Ademais, tiveram a ajuda do inventor desta ideia dos «soundscapes», ou “paisagens sonoras”,
termo do canadiano Raymond Schafer, que surgiu dos estudos da Ecologia Acústica e tem
vindo a ser aplicado na diacronia, bem como estender-se a outras áreas científicas e campos
do saber que não apenas a Musicologia, como a História, a História da Arte e a Arqueologia.
O livro da sua autoria, “A Afinação do Mundo”, foi indispensável para compreenderem (o
professor e os alunos), pelo menos metodologicamente, como se podem levantar e classificar
as sonoridades que nos envolvem e, neste caso, os sons que encontramos no tempo, enquanto
historiadores. Posto isto, devemos ponderar na forma como as sonoridades estão ligadas ao
mundo da arte e do património de todos os pontos de vista, desde as práticas e técnicas
artísticas, do fazer ao usar e do usar ao usufruir, dado que cada obra está associada a um ou
mais tipos de sons.

Em seguida, o docente Nuno Resende expõe as questões de partida que lança a cada ano a
uma nova turma, enquanto desafio a ser concluído face ao desenrolar do projeto: Onde? Que
cronologia? Com que propósito? Ao que responde que escolheram o século XIX por ser uma
época marcada pela produção de vastos conjuntos de fontes de registo do tempo e da
memória em diversos suportes, e porque a cidade estava associada a um período de
transformações e de produção de novas sonoridades, nomeadamente da mecanização e da
industrialização, o que permite termos uma ideia mais abrangente sobre este tema.

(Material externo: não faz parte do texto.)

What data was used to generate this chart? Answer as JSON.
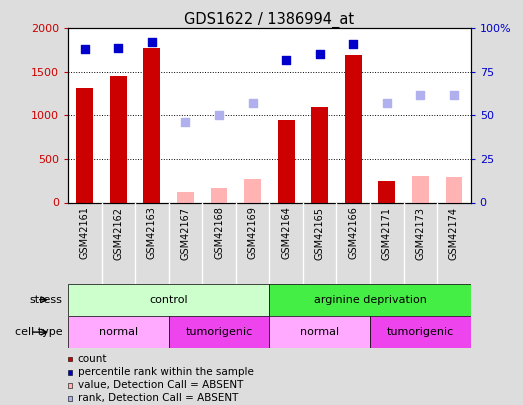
{
  "title": "GDS1622 / 1386994_at",
  "samples": [
    "GSM42161",
    "GSM42162",
    "GSM42163",
    "GSM42167",
    "GSM42168",
    "GSM42169",
    "GSM42164",
    "GSM42165",
    "GSM42166",
    "GSM42171",
    "GSM42173",
    "GSM42174"
  ],
  "bar_values": [
    1310,
    1450,
    1780,
    null,
    null,
    null,
    950,
    1095,
    1690,
    250,
    null,
    null
  ],
  "bar_absent_values": [
    null,
    null,
    null,
    120,
    170,
    270,
    null,
    null,
    null,
    null,
    300,
    295
  ],
  "rank_values": [
    88,
    89,
    92,
    null,
    null,
    null,
    82,
    85,
    91,
    null,
    null,
    null
  ],
  "rank_absent_values": [
    null,
    null,
    null,
    46,
    50,
    57,
    null,
    null,
    null,
    57,
    62,
    62
  ],
  "bar_color": "#cc0000",
  "bar_absent_color": "#ffb3b3",
  "rank_color": "#0000cc",
  "rank_absent_color": "#b0b0ee",
  "ylim_left": [
    0,
    2000
  ],
  "ylim_right": [
    0,
    100
  ],
  "yticks_left": [
    0,
    500,
    1000,
    1500,
    2000
  ],
  "yticks_right": [
    0,
    25,
    50,
    75,
    100
  ],
  "ytick_labels_right": [
    "0",
    "25",
    "50",
    "75",
    "100%"
  ],
  "stress_groups": [
    {
      "label": "control",
      "start": 0,
      "end": 5,
      "color": "#ccffcc"
    },
    {
      "label": "arginine deprivation",
      "start": 6,
      "end": 11,
      "color": "#44ee44"
    }
  ],
  "celltype_groups": [
    {
      "label": "normal",
      "start": 0,
      "end": 2,
      "color": "#ffaaff"
    },
    {
      "label": "tumorigenic",
      "start": 3,
      "end": 5,
      "color": "#ee44ee"
    },
    {
      "label": "normal",
      "start": 6,
      "end": 8,
      "color": "#ffaaff"
    },
    {
      "label": "tumorigenic",
      "start": 9,
      "end": 11,
      "color": "#ee44ee"
    }
  ],
  "legend_items": [
    {
      "label": "count",
      "color": "#cc0000"
    },
    {
      "label": "percentile rank within the sample",
      "color": "#0000cc"
    },
    {
      "label": "value, Detection Call = ABSENT",
      "color": "#ffb3b3"
    },
    {
      "label": "rank, Detection Call = ABSENT",
      "color": "#b0b0ee"
    }
  ],
  "bg_color": "#dddddd",
  "plot_bg_color": "#ffffff",
  "bar_width": 0.5
}
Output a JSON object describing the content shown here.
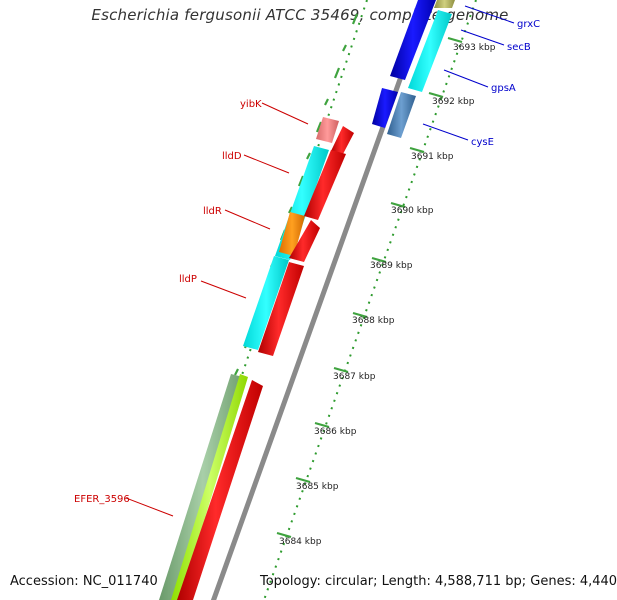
{
  "title": "Escherichia fergusonii ATCC 35469, complete genome",
  "footer": {
    "accession": "Accession: NC_011740",
    "summary": "Topology: circular; Length: 4,588,711 bp; Genes: 4,440"
  },
  "colors": {
    "backbone": "#8a8a8a",
    "tick": "#3fa33f",
    "dot": "#2e9b2e",
    "forward_label": "#cc0000",
    "reverse_label": "#0000cc",
    "red_gene": "#ff0000",
    "cyan_gene": "#00f0f0",
    "orange_gene": "#ff8c00",
    "pink_gene": "#f08080",
    "blue_gene": "#0000e6",
    "steel_gene": "#4a7fb5",
    "green_gene": "#8fbc8f",
    "lime_gene": "#adff2f",
    "olive_gene": "#b5b56a"
  },
  "scale_labels": [
    "3693 kbp",
    "3692 kbp",
    "3691 kbp",
    "3690 kbp",
    "3689 kbp",
    "3688 kbp",
    "3687 kbp",
    "3686 kbp",
    "3685 kbp",
    "3684 kbp"
  ],
  "gene_labels_forward": [
    "yibK",
    "lldD",
    "lldR",
    "lldP",
    "EFER_3596"
  ],
  "gene_labels_reverse": [
    "grxC",
    "secB",
    "gpsA",
    "cysE"
  ]
}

No que diz respeito aos propósitos deste trabalho, estes são: identificar fontes históricas,
diretas ou indiretas, primárias ou secundárias, capazes de indicar, apresentar ou sugerir sons
para a Rua das Flores, ou sonoridades que documentem e testemunhem práticas e/ou
fenómenos sociais e confiram uma dimensão sensorial à memória histórica e à produção
artística; propor formas de tratamento metodológico, tendo em vista a análise das fontes
reconhecidas, para recortar e sistematizar os elementos factuais que indiciem sons; contribuir
para o desenho ou a criação de ferramentas digitais que auxiliem a audição das sonoridades
na paisagem e no território e, por fim, a compreensão da sua arqueologia na construção do
tecido urbano de hoje.

Ao pesquisarmos mais a fundo acerca da Rua das Flores, podemos chegar à conclusão que é
extremamente literária, pois tem conhecidas referências na literatura e na comunicação social,
sobretudo para o século XIX, não só literatos portugueses, mas de visitantes que estiveram cá
e deixaram-nos algumas descrições da cidade e, também, porque tinham um projeto curioso,
de uma associação do Porto, chamado "Sonoscopia", que já tinha feito o registo das
sonoridades no presente e que poderiam utilizar para fazer um ponto, não só de partida, mas
de comparação.

Relativamente à metodologia de investigação, começaram por organizar equipas segundo


competências e tipologia de fontes a recolher, sendo que foram quatro: literárias (22), visuais
e sonoras (~50), escritas e documentais (+100), e cartografia (~20). Posteriormente,
consultaram arquivos e bibliotecas e foram à rua fisicamente para registarem, a partir de
fotografias e da escrita, as sonoridades atuais. Após isso, procederam à criação de uma
identidade gráfica, designada “Escutar ao Porto”, com a qual pudessem comunicar este
projeto na cidade e atrair espectadores, aproveitando as competências de vários estudantes, e
divulgaram a mesma mal a terminaram. Além disso, contactaram com entidades e outros
investigadores, elaboraram uma base de dados de sons bastante extensa entre 1834-1963, que,
naturalmente, resultou num primeiro esboço da fisionomia sonora da Rua das Flores com 632
entradas com base dos números de polícia, e criaram formas de audição e compreensão das
sonoridades, através de um quadro que permitia, depois, fazer uma busca das várias.

Para rematar, operaram diversos tipos de sonoridades, entre elas humanas (35), naturais/do
ambiente (11), como por exemplo os sinos, sons ligados a ofícios (100) - uma vez que se trata
de uma rua de negócios - e a animais (35), ao qual o professor Nuno Resende lança uma
interrogação retórica final: “Será que se ouviam os mesmos animais no séculos XIX que se
ouvem agora?” É o momento para mergulharmos nesta introspeção.